Resource vs brand-based views
The resource-based approach has traditionally been favoured. It consists of five stages: acquiring the resources by identifying a gap in the market, developing competencies, defining the core competencies of the organization, outlining the competitive advantage these give the organization, and then directing the strategy. This has been seen as a safe, easy way to maximize product value and succeed in a competitive market. In a nutshell, the resource-based view sees the organization as a collection of resources and competencies that can be leveraged for a competitive advantage. However, this method tends to focus on physical resources and more tangible competencies, which means it can overlook less conventional, but still valuable resources like product insight from a cultural perspective.

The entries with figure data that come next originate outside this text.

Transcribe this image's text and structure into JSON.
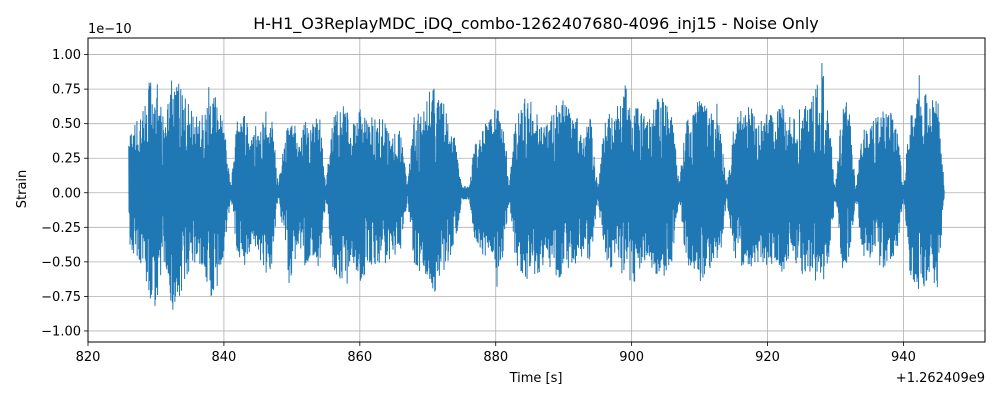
{
  "chart_data": {
    "type": "line",
    "title": "H-H1_O3ReplayMDC_iDQ_combo-1262407680-4096_inj15 - Noise Only",
    "xlabel": "Time [s]",
    "ylabel": "Strain",
    "x_offset_label": "+1.262409e9",
    "y_scale_label": "1e−10",
    "xlim": [
      820,
      952
    ],
    "ylim": [
      -1.08,
      1.12
    ],
    "x_ticks": [
      820,
      840,
      860,
      880,
      900,
      920,
      940
    ],
    "x_tick_labels": [
      "820",
      "840",
      "860",
      "880",
      "900",
      "920",
      "940"
    ],
    "y_ticks": [
      -1.0,
      -0.75,
      -0.5,
      -0.25,
      0.0,
      0.25,
      0.5,
      0.75,
      1.0
    ],
    "y_tick_labels": [
      "−1.00",
      "−0.75",
      "−0.50",
      "−0.25",
      "0.00",
      "0.25",
      "0.50",
      "0.75",
      "1.00"
    ],
    "grid": true,
    "series": [
      {
        "color": "#1f77b4",
        "x_range": [
          826,
          946
        ],
        "amplitude": 1.0,
        "envelope": [
          [
            826,
            0.42,
            0.35
          ],
          [
            827,
            0.55,
            0.5
          ],
          [
            828,
            0.6,
            0.55
          ],
          [
            829,
            0.8,
            0.75
          ],
          [
            830,
            0.85,
            0.85
          ],
          [
            831,
            0.55,
            0.5
          ],
          [
            832,
            0.8,
            0.9
          ],
          [
            833,
            0.88,
            0.8
          ],
          [
            834,
            0.75,
            0.7
          ],
          [
            835,
            0.65,
            0.55
          ],
          [
            836,
            0.55,
            0.5
          ],
          [
            837,
            0.62,
            0.6
          ],
          [
            838,
            0.85,
            0.82
          ],
          [
            839,
            0.7,
            0.65
          ],
          [
            840,
            0.5,
            0.45
          ],
          [
            841,
            0.05,
            0.05
          ],
          [
            842,
            0.55,
            0.45
          ],
          [
            843,
            0.6,
            0.55
          ],
          [
            844,
            0.4,
            0.4
          ],
          [
            845,
            0.45,
            0.45
          ],
          [
            846,
            0.6,
            0.6
          ],
          [
            847,
            0.6,
            0.55
          ],
          [
            848,
            0.05,
            0.05
          ],
          [
            849,
            0.45,
            0.4
          ],
          [
            850,
            0.65,
            0.65
          ],
          [
            851,
            0.35,
            0.35
          ],
          [
            852,
            0.55,
            0.55
          ],
          [
            853,
            0.45,
            0.45
          ],
          [
            854,
            0.6,
            0.6
          ],
          [
            855,
            0.05,
            0.05
          ],
          [
            856,
            0.55,
            0.55
          ],
          [
            857,
            0.7,
            0.65
          ],
          [
            858,
            0.6,
            0.6
          ],
          [
            859,
            0.5,
            0.5
          ],
          [
            860,
            0.65,
            0.7
          ],
          [
            861,
            0.55,
            0.55
          ],
          [
            862,
            0.6,
            0.55
          ],
          [
            863,
            0.55,
            0.55
          ],
          [
            864,
            0.5,
            0.5
          ],
          [
            865,
            0.45,
            0.45
          ],
          [
            866,
            0.45,
            0.45
          ],
          [
            867,
            0.05,
            0.05
          ],
          [
            868,
            0.55,
            0.55
          ],
          [
            869,
            0.6,
            0.6
          ],
          [
            870,
            0.7,
            0.65
          ],
          [
            871,
            0.85,
            0.75
          ],
          [
            872,
            0.7,
            0.65
          ],
          [
            873,
            0.55,
            0.5
          ],
          [
            874,
            0.4,
            0.4
          ],
          [
            875,
            0.05,
            0.05
          ],
          [
            876,
            0.05,
            0.05
          ],
          [
            877,
            0.4,
            0.35
          ],
          [
            878,
            0.45,
            0.45
          ],
          [
            879,
            0.55,
            0.5
          ],
          [
            880,
            0.65,
            0.6
          ],
          [
            881,
            0.55,
            0.5
          ],
          [
            882,
            0.05,
            0.05
          ],
          [
            883,
            0.6,
            0.55
          ],
          [
            884,
            0.65,
            0.6
          ],
          [
            885,
            0.7,
            0.65
          ],
          [
            886,
            0.6,
            0.6
          ],
          [
            887,
            0.55,
            0.55
          ],
          [
            888,
            0.6,
            0.6
          ],
          [
            889,
            0.65,
            0.6
          ],
          [
            890,
            0.7,
            0.65
          ],
          [
            891,
            0.6,
            0.55
          ],
          [
            892,
            0.55,
            0.5
          ],
          [
            893,
            0.45,
            0.45
          ],
          [
            894,
            0.55,
            0.5
          ],
          [
            895,
            0.05,
            0.05
          ],
          [
            896,
            0.5,
            0.45
          ],
          [
            897,
            0.6,
            0.55
          ],
          [
            898,
            0.55,
            0.5
          ],
          [
            899,
            0.8,
            0.7
          ],
          [
            900,
            0.7,
            0.75
          ],
          [
            901,
            0.65,
            0.6
          ],
          [
            902,
            0.55,
            0.5
          ],
          [
            903,
            0.6,
            0.55
          ],
          [
            904,
            0.75,
            0.65
          ],
          [
            905,
            0.65,
            0.6
          ],
          [
            906,
            0.55,
            0.5
          ],
          [
            907,
            0.05,
            0.05
          ],
          [
            908,
            0.55,
            0.5
          ],
          [
            909,
            0.65,
            0.6
          ],
          [
            910,
            0.7,
            0.65
          ],
          [
            911,
            0.65,
            0.6
          ],
          [
            912,
            0.55,
            0.5
          ],
          [
            913,
            0.5,
            0.5
          ],
          [
            914,
            0.05,
            0.05
          ],
          [
            915,
            0.5,
            0.45
          ],
          [
            916,
            0.6,
            0.55
          ],
          [
            917,
            0.65,
            0.6
          ],
          [
            918,
            0.6,
            0.55
          ],
          [
            919,
            0.55,
            0.5
          ],
          [
            920,
            0.6,
            0.55
          ],
          [
            921,
            0.55,
            0.5
          ],
          [
            922,
            0.65,
            0.6
          ],
          [
            923,
            0.55,
            0.5
          ],
          [
            924,
            0.6,
            0.55
          ],
          [
            925,
            0.7,
            0.6
          ],
          [
            926,
            0.6,
            0.55
          ],
          [
            927,
            0.75,
            0.65
          ],
          [
            928,
            0.95,
            0.6
          ],
          [
            929,
            0.55,
            0.5
          ],
          [
            930,
            0.05,
            0.05
          ],
          [
            931,
            0.65,
            0.55
          ],
          [
            932,
            0.6,
            0.5
          ],
          [
            933,
            0.05,
            0.05
          ],
          [
            934,
            0.45,
            0.45
          ],
          [
            935,
            0.5,
            0.5
          ],
          [
            936,
            0.55,
            0.5
          ],
          [
            937,
            0.6,
            0.55
          ],
          [
            938,
            0.6,
            0.5
          ],
          [
            939,
            0.5,
            0.45
          ],
          [
            940,
            0.05,
            0.05
          ],
          [
            941,
            0.6,
            0.6
          ],
          [
            942,
            0.7,
            0.7
          ],
          [
            943,
            0.75,
            0.7
          ],
          [
            944,
            0.65,
            0.6
          ],
          [
            945,
            0.75,
            0.7
          ],
          [
            946,
            0.05,
            0.05
          ]
        ]
      }
    ]
  }
}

The brand-based view goes beyond this approach to focus, as the name suggests, on the brand itself. This means reflecting on the motivation behind the product, what makes it different, who the consumers are, and the history of the product. For instance, consider Apple, which has gone from a more basic technology provider to a pricey, in-demand purveyor of must-have tech. Nissan’s Infiniti brand has done the opposite, by “trading down” and offering executive models of its luxury vehicles. While the brands have taken different approaches, both were driven by the need to see their brands succeed and survive in a changing market. Som and Asakawa propose a framework called Brand-Based Value that helps us understand why some brands are successful for many generations, why others are not.

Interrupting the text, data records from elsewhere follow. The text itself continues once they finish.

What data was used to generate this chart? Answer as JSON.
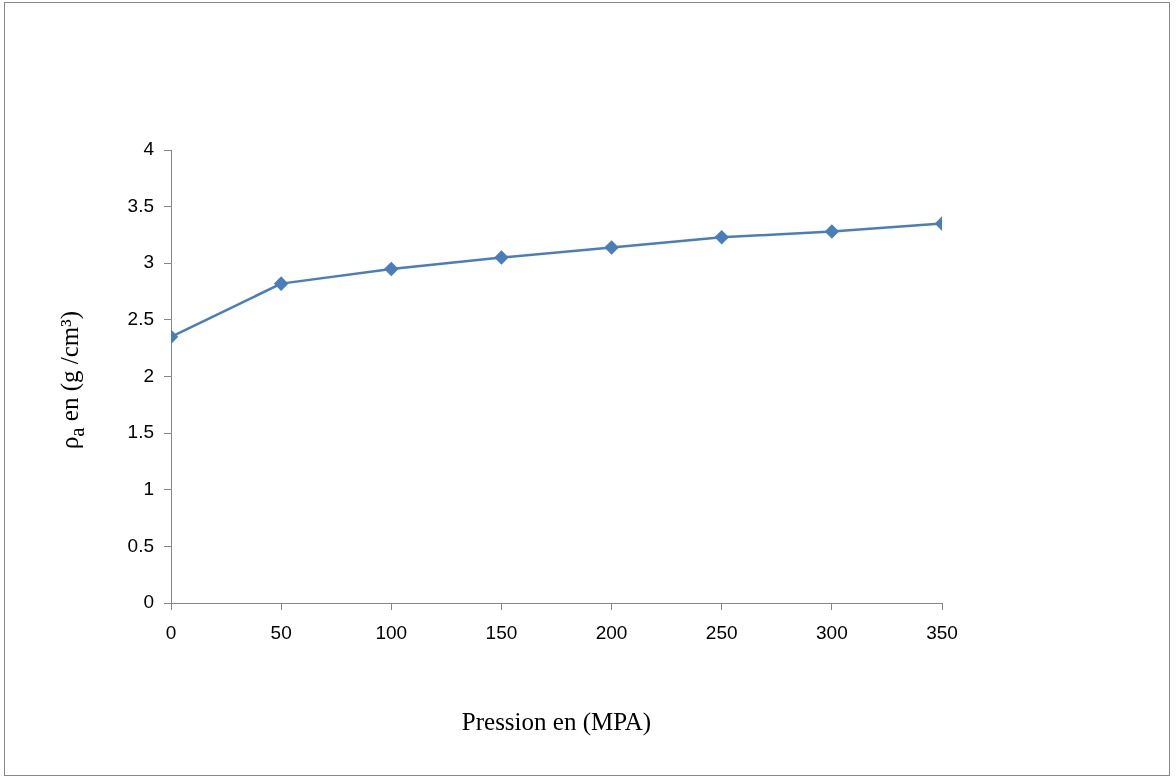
{
  "chart_data": {
    "type": "line",
    "xlabel": "Pression en (MPA)",
    "ylabel": "ρ$_{a}$ en (g /cm³)",
    "x": [
      0,
      50,
      100,
      150,
      200,
      250,
      300,
      350
    ],
    "series": [
      {
        "color": "#4a7ebb",
        "values": [
          2.35,
          2.82,
          2.95,
          3.05,
          3.14,
          3.23,
          3.28,
          3.35
        ]
      }
    ],
    "xlim": [
      0,
      350
    ],
    "xticks": [
      0,
      50,
      100,
      150,
      200,
      250,
      300,
      350
    ],
    "ylim": [
      0,
      4
    ],
    "yticks": [
      0,
      0.5,
      1,
      1.5,
      2,
      2.5,
      3,
      3.5,
      4
    ],
    "grid": false,
    "legend": false,
    "marker": "diamond",
    "line_style": "solid"
  }
}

The Brand-Based Value Framework
The BBV framework consists of several key elements: the 3P idea, the story, the DNA, Codes, and Brand Identity, and making the brand aspirational.
3P Idea: This represents the Person, Philosophy, and sense of Purpose behind an idea.

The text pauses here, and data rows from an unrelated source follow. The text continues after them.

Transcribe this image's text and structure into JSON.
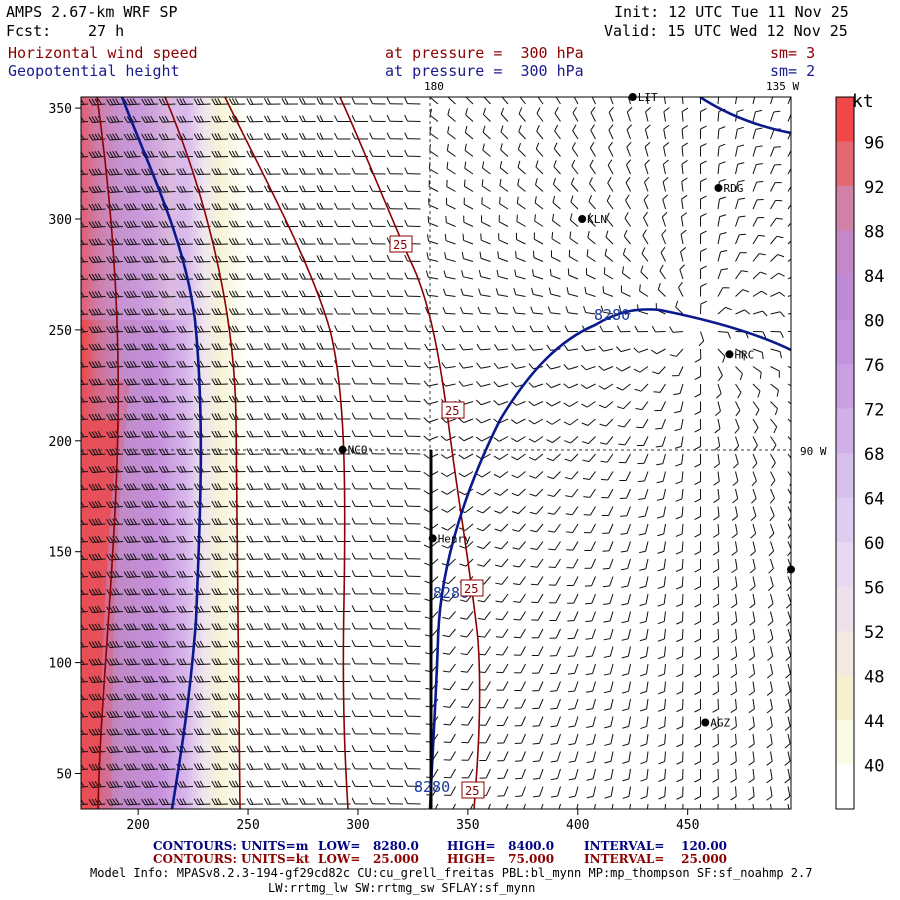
{
  "header": {
    "title": "AMPS 2.67-km WRF SP",
    "fcst_label": "Fcst:",
    "fcst_value": "27 h",
    "init": "Init: 12 UTC Tue 11 Nov 25",
    "valid": "Valid: 15 UTC Wed 12 Nov 25",
    "field1_name": "Horizontal wind speed",
    "field1_level": "at pressure =  300 hPa",
    "field1_sm": "sm= 3",
    "field2_name": "Geopotential height",
    "field2_level": "at pressure =  300 hPa",
    "field2_sm": "sm= 2"
  },
  "map": {
    "lon_labels": [
      "180",
      "135 W",
      "90 W"
    ],
    "stations": [
      {
        "name": "LIT",
        "x": 425,
        "y": 355
      },
      {
        "name": "RDG",
        "x": 464,
        "y": 314
      },
      {
        "name": "KLN",
        "x": 402,
        "y": 300
      },
      {
        "name": "HRC",
        "x": 469,
        "y": 239
      },
      {
        "name": "NCO",
        "x": 293,
        "y": 196
      },
      {
        "name": "Henry",
        "x": 334,
        "y": 156
      },
      {
        "name": "AGZ",
        "x": 458,
        "y": 73
      },
      {
        "name": "",
        "x": 497,
        "y": 142
      }
    ],
    "height_contour_label": "8280",
    "wind_contour_label": "25",
    "x_axis": {
      "range": [
        174,
        497
      ],
      "ticks": [
        200,
        250,
        300,
        350,
        400,
        450
      ]
    },
    "y_axis": {
      "range": [
        34,
        355
      ],
      "ticks": [
        50,
        100,
        150,
        200,
        250,
        300,
        350
      ]
    }
  },
  "colorbar": {
    "unit": "kt",
    "labels": [
      "96",
      "92",
      "88",
      "84",
      "80",
      "76",
      "72",
      "68",
      "64",
      "60",
      "56",
      "52",
      "48",
      "44",
      "40"
    ],
    "colors": [
      "#f04848",
      "#e36870",
      "#cf82a6",
      "#c487c8",
      "#be8ad6",
      "#c392dc",
      "#c9a0e2",
      "#d0b0e8",
      "#d8c0ec",
      "#e0ccf0",
      "#e8d8f2",
      "#f0e0ec",
      "#f4e8e0",
      "#f6f0d0",
      "#fafae6",
      "#ffffff"
    ]
  },
  "footer": {
    "line1_contours": "CONTOURS:",
    "line1_units": "UNITS=m",
    "line1_low": "LOW=   8280.0",
    "line1_high": "HIGH=   8400.0",
    "line1_interval": "INTERVAL=    120.00",
    "line2_contours": "CONTOURS:",
    "line2_units": "UNITS=kt",
    "line2_low": "LOW=   25.000",
    "line2_high": "HIGH=   75.000",
    "line2_interval": "INTERVAL=    25.000",
    "model_info": "Model Info: MPASv8.2.3-194-gf29cd82c CU:cu_grell_freitas PBL:bl_mynn MP:mp_thompson SF:sf_noahmp 2.7",
    "model_info2": "LW:rrtmg_lw SW:rrtmg_sw SFLAY:sf_mynn"
  }
}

The Story: This refers to the use of storytelling to share the founders’ vision, the brand’s history and heritage, and convey the brand identity. Storytelling makes a brand memorable to its audience: like horses and Hermès, Burberry’s iconic tartan, Marilyn Monroe wearing Chanel No. 5 to bed.
DNA, Codes, and Brand Identity: A brand’s DNA is what makes it unique and different from its competitors: the brand’s Codes are the visual depiction of this DNA. For instance, Chanel’s DNA is composed of women’s liberation from restrictive clothing, chicness, comfort, and elegance, embodied in the practical 2.55 handbag and the sleek silhouettes of the Chanel tweed suit and little black dress. Brands need to show that they are still relevant and desirable in a modern context.
Aspiration and desirability: Since many products are not essential, they need to find a way to appeal to our desires. This refers to how the brand’s DNA is marketed and communicated to consumers, and how the marketing needs to be tailored to regional audiences.
The new business landscape
Over the last few years, we’ve seen a sharp pivot to e-commerce with the ubiquity of technology and the pandemic. This has made it more important than ever to think about brand identity and build an innovative strategy. A brand that can appear both timeless and contemporary can be successful for decades to come. This means that managers need to rethink their strategies. There are a few concepts to keep in mind: using innovation to create consumer desire, communicating the brand’s value rather than the product’s usefulness, capturing consumers’ attention and imagination to build an emotional connection, and offering seamless, personalized consumer experiences, and establishing credibility, legitimacy, and authenticity. By focusing on the Brand-Based Value Framework, a brand can establish its identity, thus establishing a long-term competitive advantage - the brand-based advantage.
Som, A., & Blanckaert, C. (2015). The road to luxury: The evolution, markets, and strategies of luxury brand management. John Wiley & Sons.
Som, A. and Asakawa, K. (2022). When Building-a-Brand is Strategy? The Brand Based View. The European Business Review, January-February, pp. 48-54.